Pinkwashing is the term used in queer critique for the practice by which Israel plays up its gay-friendliness in a way that attempts to establish them as modern or advanced or forward-thinking and distract from more repressive aspects of their state policy on the basis of other categories of difference like race, ethnicity, or religion.

(Incidentally, the word pinkwashing is also used to describe the attachment of breast cancer awareness pink ribbons or pink coloring to a product to get people to buy it, even at times products with carcinogens in them. This makes me think maybe the gay one should be called rainbow-washing. Also, gay-related pinkwashing also happens in other places than Israel, like South Africa.)

The IDF social media campaign is thus usefully understand as the making same move as pinkwashing in a different arena.

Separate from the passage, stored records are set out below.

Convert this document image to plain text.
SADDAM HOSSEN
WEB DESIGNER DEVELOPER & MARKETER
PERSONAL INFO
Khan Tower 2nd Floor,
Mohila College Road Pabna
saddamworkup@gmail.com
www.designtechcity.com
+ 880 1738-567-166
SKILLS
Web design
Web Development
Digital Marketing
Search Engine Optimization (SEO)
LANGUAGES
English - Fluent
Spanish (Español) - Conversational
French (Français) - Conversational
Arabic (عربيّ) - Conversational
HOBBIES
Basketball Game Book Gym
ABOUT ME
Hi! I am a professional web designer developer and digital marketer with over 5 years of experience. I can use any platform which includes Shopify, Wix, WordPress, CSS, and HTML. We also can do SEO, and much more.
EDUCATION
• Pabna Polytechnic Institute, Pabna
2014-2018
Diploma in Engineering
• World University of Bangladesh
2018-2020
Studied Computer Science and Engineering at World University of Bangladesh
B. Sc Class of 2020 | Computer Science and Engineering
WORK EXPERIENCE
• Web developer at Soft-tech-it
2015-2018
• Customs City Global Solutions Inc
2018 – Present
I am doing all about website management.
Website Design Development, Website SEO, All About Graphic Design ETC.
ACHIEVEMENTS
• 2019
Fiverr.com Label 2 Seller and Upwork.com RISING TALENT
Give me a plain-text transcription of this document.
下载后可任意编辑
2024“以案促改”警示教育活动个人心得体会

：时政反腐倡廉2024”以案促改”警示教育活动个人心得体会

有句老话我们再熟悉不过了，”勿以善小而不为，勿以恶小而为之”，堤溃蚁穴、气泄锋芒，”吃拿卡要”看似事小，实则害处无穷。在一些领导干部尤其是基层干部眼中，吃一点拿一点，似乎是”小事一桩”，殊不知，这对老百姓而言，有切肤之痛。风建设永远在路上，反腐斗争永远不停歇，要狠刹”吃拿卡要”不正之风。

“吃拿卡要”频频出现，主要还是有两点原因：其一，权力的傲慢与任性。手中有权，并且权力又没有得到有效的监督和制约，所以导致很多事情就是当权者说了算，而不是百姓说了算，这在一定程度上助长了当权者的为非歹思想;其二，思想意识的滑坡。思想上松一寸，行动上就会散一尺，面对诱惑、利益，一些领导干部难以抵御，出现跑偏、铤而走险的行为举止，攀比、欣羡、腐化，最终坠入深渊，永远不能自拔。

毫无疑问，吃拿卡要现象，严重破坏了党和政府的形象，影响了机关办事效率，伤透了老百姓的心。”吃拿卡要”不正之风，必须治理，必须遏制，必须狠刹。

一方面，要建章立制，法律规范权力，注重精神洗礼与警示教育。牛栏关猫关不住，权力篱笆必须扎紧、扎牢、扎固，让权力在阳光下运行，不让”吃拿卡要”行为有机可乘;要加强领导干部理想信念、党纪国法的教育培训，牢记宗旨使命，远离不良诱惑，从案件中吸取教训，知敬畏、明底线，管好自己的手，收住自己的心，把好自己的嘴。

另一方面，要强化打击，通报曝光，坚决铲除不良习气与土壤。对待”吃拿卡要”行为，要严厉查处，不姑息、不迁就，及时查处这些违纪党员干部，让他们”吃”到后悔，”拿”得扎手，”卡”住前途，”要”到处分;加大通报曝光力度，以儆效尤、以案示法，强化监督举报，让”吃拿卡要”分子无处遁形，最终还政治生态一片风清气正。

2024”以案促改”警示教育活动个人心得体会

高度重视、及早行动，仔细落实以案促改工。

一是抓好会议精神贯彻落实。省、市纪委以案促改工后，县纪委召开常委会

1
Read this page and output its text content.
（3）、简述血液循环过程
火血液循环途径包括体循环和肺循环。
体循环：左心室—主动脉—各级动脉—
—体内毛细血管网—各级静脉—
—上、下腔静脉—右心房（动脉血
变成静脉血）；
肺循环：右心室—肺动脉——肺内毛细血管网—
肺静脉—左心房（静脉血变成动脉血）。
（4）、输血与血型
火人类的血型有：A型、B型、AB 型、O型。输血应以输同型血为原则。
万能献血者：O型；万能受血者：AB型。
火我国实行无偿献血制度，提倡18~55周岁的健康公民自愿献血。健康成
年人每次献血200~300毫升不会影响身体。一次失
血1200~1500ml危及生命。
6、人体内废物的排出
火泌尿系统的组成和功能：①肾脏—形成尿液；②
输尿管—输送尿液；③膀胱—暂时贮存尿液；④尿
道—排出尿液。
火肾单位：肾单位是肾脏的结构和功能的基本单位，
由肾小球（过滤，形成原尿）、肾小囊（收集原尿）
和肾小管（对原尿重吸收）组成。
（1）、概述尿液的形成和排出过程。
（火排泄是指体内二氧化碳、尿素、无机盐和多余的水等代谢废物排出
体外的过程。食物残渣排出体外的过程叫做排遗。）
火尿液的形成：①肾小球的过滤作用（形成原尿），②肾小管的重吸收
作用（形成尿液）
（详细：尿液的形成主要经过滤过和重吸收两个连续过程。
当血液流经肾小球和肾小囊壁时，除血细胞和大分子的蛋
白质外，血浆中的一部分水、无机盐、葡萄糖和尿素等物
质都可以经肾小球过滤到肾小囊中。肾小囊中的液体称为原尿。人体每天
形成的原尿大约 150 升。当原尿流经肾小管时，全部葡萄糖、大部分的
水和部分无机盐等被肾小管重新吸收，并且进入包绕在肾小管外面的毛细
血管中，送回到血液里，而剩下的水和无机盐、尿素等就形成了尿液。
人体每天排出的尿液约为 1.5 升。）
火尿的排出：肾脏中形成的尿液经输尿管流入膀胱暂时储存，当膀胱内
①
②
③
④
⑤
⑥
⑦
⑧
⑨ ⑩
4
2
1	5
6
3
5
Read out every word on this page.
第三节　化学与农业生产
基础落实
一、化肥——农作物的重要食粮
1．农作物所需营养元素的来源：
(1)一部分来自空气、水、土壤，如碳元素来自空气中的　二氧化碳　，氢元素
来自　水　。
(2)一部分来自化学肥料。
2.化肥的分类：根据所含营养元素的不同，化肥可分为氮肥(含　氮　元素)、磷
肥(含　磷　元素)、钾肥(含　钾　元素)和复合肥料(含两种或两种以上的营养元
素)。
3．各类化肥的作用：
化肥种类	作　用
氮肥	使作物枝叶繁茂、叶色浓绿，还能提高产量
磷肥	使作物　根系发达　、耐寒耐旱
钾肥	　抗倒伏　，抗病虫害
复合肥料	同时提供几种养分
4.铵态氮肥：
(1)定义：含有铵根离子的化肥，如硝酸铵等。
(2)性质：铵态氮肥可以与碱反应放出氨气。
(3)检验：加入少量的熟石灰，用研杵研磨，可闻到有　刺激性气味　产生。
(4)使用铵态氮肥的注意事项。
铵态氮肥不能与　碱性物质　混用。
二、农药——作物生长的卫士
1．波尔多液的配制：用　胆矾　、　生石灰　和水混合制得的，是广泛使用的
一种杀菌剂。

Thus, “we’re so gay-friendly, never mind that we also systematically deny rights to and chronically immiserate whole populations!” becomes “We’re so tech-savvy, never mind that we’re using this technological capacity to systematically deny rights to and chronically immiserate whole populations!”

Techwashing, like pinkwashing, like greenwashing before it, is ultimately a form of whitewashing. This is, on one hand, a metaphor about paint—the idea that you can slap a covering layer over unpleasant things and make them look nice.

But on the other hand these things are whitewashing—certainly with techwashing and pinkwashing, and maybe with greenwashing too—because they are deeply racialized. I mean, I know that race does not work in Israel quite like it works in the US context that I’m familiar with, but clearly the same structure is in play even if its component parts are defined differently.

These forms of -washing require a particular form of willful colorblindness, a refusal to see the racially disparate access to gay-friendliness or to the technological “wow” factor. Even more damningly, it requires obscuring the ways in which these forms of “modernity” act as bait-and-switch on tangible, meatspace, life-and-death human rights violations.

And ethically, it’s incumbent on us not to let that sleight-of-hand go unremarked.